Nasional

DPR dan Pemerintah Didesak Tunda Pengesahan RUU Hukum Pidana

Oleh : very - Minggu, 04/03/2018 18:30 WIB

RUU KUHP. (Foto: Ilustrasi)

Jakarta, INDONEWS.ID - Pembukaan masa sidang DPR pada Senin, 5 Maret 2016 akan menjadi tahap baru dalam pembahasan RUU Hukum Pidana. Aliansi Nasional Reformasi KUHP menyatakan mencermati pertemuan antara Presiden Joko Widodo dengan 4 orang ahli hukum yaitu Prof. Mahfud MD, Dr. Luhut Marihot Parulian Pangaribuan, Maruarar Siahaan dan Prof. Edward Omar Sharif Hiariej. 

“Aliansi Nasional Reformasi KUHP memandang dengan kekuatiran ada desakan untuk segera mengesahkan RUU Hukum Pidana pada 19 April 2018. Desakan ini ditengarai muncul dari pertemuan antara Presiden Joko Widodo dengan empat orang ahli hukum ini,” ujar Managing Director Institute for Criminal Justice Reform mewakili Aliansi Nasional Reformasi KUHP, Erasmus Napitupulu, di Jakarta, Minggu (4/3/2018).

Aliansi Nasional Reformasi KUHP mengingatkan bahwa RUU Hukum Pidana akan mengikat segala sisi kehidupan masyarakat. Inilah hukum yang akan memiliki daya paksa untuk menegakkan tertib sosial yang diinginkan oleh pemerintah. Karena itu, Aliansi memandang bahwa Presiden perlu membuka dialog multi pihak dan multi kementerian/lembaga untuk membahas RUU Hukum Pidana.

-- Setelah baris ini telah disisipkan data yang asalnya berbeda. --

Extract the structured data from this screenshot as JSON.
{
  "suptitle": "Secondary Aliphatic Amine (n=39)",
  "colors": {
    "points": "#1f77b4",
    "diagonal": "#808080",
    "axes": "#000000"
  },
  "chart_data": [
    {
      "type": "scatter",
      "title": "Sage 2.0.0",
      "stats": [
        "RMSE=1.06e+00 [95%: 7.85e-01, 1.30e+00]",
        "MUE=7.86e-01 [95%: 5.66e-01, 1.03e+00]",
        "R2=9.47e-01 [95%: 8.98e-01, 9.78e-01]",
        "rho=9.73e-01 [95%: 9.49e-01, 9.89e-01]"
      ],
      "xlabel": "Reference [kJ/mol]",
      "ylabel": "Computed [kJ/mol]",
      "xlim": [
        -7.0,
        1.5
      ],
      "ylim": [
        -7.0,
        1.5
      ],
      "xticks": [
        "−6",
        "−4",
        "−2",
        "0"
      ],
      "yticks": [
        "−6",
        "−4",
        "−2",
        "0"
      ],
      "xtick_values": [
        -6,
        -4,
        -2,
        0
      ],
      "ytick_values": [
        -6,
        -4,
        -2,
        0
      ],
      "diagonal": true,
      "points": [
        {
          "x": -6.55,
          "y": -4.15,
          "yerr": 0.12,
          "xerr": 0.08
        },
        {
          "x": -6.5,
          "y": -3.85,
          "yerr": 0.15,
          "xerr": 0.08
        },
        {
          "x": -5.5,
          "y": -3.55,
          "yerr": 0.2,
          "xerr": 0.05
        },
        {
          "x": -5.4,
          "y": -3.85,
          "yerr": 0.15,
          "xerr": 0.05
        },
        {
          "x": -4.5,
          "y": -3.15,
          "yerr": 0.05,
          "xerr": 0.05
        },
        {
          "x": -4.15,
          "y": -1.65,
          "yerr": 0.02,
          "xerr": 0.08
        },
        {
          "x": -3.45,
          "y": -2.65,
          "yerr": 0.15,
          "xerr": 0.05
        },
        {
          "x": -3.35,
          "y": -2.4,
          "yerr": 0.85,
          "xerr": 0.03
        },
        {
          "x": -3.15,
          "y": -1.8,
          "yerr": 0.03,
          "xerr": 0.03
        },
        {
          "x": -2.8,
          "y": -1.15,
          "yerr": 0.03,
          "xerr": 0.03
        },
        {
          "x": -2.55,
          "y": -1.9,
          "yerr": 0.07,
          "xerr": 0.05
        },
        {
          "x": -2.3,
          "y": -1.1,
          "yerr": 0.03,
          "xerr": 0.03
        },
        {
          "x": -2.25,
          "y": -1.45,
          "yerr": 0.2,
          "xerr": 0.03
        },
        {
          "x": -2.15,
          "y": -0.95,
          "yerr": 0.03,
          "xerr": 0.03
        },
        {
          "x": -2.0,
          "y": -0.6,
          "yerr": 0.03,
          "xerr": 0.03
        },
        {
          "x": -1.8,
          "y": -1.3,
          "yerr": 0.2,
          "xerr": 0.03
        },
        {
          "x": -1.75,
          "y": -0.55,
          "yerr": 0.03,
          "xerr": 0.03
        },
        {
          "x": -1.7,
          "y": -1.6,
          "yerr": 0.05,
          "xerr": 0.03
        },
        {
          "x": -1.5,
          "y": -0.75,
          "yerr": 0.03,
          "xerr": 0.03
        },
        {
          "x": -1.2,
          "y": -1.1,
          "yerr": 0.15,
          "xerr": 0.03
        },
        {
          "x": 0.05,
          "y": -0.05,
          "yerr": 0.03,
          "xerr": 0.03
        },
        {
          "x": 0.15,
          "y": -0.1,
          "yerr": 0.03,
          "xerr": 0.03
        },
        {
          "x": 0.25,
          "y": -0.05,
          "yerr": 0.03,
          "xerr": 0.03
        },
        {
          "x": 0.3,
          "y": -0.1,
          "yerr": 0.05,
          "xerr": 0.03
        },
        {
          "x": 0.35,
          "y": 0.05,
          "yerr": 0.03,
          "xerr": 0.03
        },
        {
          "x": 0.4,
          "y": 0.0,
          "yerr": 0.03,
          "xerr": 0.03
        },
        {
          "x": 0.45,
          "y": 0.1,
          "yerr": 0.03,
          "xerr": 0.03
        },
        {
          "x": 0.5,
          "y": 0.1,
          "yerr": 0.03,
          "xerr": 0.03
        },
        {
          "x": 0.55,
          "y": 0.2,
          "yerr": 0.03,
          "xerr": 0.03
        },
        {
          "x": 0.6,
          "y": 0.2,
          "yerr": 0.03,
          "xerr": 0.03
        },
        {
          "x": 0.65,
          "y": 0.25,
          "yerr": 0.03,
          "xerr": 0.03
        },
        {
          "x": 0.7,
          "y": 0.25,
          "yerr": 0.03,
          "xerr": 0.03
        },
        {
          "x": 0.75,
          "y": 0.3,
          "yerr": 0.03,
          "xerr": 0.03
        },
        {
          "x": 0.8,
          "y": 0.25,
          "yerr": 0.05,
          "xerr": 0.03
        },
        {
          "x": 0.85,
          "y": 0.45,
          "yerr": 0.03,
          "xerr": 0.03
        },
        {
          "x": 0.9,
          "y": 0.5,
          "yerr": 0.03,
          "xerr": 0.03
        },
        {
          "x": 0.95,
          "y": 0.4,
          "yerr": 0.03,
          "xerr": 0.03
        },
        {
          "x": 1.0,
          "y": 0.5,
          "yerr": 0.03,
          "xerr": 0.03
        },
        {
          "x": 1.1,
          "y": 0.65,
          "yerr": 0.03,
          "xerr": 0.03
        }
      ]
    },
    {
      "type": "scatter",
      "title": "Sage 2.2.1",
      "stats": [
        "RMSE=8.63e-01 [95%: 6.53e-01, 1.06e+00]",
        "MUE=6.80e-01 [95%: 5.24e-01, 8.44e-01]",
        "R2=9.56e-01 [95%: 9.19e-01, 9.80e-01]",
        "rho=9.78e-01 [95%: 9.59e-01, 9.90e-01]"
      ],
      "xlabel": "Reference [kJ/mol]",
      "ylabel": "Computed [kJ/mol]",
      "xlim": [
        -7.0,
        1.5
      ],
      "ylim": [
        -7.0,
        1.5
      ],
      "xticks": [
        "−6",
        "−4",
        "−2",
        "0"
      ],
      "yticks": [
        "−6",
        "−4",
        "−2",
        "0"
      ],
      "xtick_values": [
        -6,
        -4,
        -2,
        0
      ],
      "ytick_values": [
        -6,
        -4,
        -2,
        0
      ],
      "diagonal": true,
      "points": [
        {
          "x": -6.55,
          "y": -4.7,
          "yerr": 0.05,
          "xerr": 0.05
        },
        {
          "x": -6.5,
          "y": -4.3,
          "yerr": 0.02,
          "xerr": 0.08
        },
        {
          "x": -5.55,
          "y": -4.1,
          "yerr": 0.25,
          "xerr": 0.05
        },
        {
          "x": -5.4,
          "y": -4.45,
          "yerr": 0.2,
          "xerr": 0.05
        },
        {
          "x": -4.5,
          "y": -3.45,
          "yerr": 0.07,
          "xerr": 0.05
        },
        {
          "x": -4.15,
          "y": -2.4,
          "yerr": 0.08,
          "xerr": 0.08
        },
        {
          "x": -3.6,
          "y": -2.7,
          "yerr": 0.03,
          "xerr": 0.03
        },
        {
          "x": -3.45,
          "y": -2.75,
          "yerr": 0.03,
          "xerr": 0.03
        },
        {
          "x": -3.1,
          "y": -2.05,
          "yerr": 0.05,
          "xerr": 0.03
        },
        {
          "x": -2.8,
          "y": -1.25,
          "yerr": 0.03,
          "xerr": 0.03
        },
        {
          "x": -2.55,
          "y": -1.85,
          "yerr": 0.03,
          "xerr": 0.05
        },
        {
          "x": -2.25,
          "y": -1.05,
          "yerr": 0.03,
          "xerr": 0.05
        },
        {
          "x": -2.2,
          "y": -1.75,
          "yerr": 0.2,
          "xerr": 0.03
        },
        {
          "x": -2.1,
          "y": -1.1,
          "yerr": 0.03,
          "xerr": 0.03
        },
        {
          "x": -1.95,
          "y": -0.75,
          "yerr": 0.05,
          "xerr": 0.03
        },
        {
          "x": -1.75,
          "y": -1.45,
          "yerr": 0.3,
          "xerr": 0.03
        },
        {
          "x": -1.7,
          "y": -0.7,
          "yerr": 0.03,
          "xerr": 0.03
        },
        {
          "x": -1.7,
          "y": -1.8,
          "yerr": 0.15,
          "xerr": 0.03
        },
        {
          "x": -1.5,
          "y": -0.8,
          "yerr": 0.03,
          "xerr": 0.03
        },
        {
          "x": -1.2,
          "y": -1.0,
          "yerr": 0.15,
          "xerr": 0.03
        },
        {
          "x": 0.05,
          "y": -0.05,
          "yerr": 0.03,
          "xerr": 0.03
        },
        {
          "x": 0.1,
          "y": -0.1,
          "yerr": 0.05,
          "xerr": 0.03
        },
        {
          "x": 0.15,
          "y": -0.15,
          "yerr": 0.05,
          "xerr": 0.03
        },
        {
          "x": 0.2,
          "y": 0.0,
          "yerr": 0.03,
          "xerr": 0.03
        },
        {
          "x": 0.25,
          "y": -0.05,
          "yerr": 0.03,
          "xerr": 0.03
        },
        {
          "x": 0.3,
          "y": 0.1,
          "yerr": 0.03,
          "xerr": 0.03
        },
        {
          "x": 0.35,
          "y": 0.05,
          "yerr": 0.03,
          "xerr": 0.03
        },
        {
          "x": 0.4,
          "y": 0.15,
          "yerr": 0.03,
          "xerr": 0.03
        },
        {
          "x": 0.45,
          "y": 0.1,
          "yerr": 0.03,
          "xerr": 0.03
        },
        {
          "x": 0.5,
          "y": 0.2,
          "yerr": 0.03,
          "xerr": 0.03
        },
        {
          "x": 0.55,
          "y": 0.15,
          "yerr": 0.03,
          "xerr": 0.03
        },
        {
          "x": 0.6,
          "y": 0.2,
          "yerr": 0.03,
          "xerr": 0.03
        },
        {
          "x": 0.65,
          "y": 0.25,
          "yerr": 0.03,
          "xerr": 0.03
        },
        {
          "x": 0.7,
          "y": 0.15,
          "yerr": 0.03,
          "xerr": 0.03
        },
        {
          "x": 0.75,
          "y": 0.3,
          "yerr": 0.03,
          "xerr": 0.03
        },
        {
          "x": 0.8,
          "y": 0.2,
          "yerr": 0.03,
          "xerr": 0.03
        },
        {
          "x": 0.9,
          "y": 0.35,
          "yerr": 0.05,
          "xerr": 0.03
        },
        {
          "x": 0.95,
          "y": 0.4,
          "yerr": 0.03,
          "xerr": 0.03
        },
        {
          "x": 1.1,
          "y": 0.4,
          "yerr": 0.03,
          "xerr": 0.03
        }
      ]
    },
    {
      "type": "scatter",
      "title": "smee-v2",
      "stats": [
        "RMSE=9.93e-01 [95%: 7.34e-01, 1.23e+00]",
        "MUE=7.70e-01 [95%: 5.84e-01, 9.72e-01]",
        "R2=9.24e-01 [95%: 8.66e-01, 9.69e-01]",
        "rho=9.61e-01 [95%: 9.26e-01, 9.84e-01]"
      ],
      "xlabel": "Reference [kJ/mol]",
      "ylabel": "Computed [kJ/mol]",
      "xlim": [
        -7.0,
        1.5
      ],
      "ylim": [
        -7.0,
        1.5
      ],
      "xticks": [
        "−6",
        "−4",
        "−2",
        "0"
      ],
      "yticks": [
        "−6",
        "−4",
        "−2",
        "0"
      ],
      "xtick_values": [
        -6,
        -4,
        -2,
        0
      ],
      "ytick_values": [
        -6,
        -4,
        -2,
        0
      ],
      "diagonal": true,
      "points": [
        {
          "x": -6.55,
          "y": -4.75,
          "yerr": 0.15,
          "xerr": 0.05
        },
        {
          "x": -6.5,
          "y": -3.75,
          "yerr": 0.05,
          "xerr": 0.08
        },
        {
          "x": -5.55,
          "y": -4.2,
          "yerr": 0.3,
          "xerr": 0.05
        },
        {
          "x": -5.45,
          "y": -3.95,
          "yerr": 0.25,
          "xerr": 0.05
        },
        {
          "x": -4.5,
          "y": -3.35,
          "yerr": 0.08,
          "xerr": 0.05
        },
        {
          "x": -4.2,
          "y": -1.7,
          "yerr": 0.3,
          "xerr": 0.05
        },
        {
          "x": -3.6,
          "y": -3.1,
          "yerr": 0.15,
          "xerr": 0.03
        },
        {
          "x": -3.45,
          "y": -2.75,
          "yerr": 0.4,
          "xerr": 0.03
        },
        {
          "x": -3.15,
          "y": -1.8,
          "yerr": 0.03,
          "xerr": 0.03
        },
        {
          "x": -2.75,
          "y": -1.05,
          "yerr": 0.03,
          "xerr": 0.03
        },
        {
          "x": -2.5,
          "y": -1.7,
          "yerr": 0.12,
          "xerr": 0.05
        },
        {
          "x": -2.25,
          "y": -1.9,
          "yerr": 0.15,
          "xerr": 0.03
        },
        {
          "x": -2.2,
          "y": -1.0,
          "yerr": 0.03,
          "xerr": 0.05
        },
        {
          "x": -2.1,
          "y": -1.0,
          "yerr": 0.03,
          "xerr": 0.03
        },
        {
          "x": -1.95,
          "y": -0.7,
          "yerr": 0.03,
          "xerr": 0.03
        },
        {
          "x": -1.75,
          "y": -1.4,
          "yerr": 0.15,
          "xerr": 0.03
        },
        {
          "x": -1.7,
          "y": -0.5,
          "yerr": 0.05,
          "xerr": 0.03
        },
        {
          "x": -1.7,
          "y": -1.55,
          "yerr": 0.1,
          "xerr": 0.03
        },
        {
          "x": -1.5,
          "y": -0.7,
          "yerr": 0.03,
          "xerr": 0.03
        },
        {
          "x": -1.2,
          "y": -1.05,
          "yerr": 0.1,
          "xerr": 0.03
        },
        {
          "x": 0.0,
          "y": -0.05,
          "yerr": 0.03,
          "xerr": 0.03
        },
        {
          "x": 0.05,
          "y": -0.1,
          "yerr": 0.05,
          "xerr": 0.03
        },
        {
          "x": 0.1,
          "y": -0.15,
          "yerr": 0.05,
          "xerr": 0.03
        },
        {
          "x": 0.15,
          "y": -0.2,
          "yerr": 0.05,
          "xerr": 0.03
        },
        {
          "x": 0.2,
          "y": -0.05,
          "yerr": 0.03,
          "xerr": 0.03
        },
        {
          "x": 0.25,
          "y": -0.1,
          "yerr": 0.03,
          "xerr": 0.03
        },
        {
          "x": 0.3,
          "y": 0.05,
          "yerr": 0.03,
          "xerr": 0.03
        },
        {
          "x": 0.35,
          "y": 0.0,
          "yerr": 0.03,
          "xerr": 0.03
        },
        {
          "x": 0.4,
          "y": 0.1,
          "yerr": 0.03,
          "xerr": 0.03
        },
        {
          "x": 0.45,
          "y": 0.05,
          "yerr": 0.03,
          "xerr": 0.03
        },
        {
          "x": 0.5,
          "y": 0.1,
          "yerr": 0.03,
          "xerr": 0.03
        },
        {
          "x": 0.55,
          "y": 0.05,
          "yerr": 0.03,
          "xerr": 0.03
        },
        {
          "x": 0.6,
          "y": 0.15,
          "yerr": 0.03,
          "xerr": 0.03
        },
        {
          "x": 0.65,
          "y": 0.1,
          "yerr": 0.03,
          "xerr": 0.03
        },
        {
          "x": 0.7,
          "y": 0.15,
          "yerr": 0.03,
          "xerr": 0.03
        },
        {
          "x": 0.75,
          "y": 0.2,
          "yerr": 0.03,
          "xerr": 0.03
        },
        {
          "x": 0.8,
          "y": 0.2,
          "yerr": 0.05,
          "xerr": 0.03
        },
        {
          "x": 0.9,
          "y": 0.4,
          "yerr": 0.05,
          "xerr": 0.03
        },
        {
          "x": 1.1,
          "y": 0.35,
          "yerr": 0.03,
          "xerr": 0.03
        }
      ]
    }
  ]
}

Dialog dan pembahasan RUU Hukum Pidana selama ini, dalam pandangan Aliansi terlalu didominasi oleh para ahli hukum pidana padahal yang disentuh oleh RUU Hukum Pidana menyangkut segala aspek kehidupan termasuk didalamnya mengenai kesehatan, perempuan, anak, dan segala isu serta lapisan masyarakat lainnya.

“Aliansi Nasional Reformasi KHUP mengingatkan bahwa kalaupun pembahasan dipaksakan disahkan 19 April 2018 ini, maka segala infrastruktur penunjang RUU Hukum Pidana berpotensi besar tidak terlaksana,” ujar Erasmus.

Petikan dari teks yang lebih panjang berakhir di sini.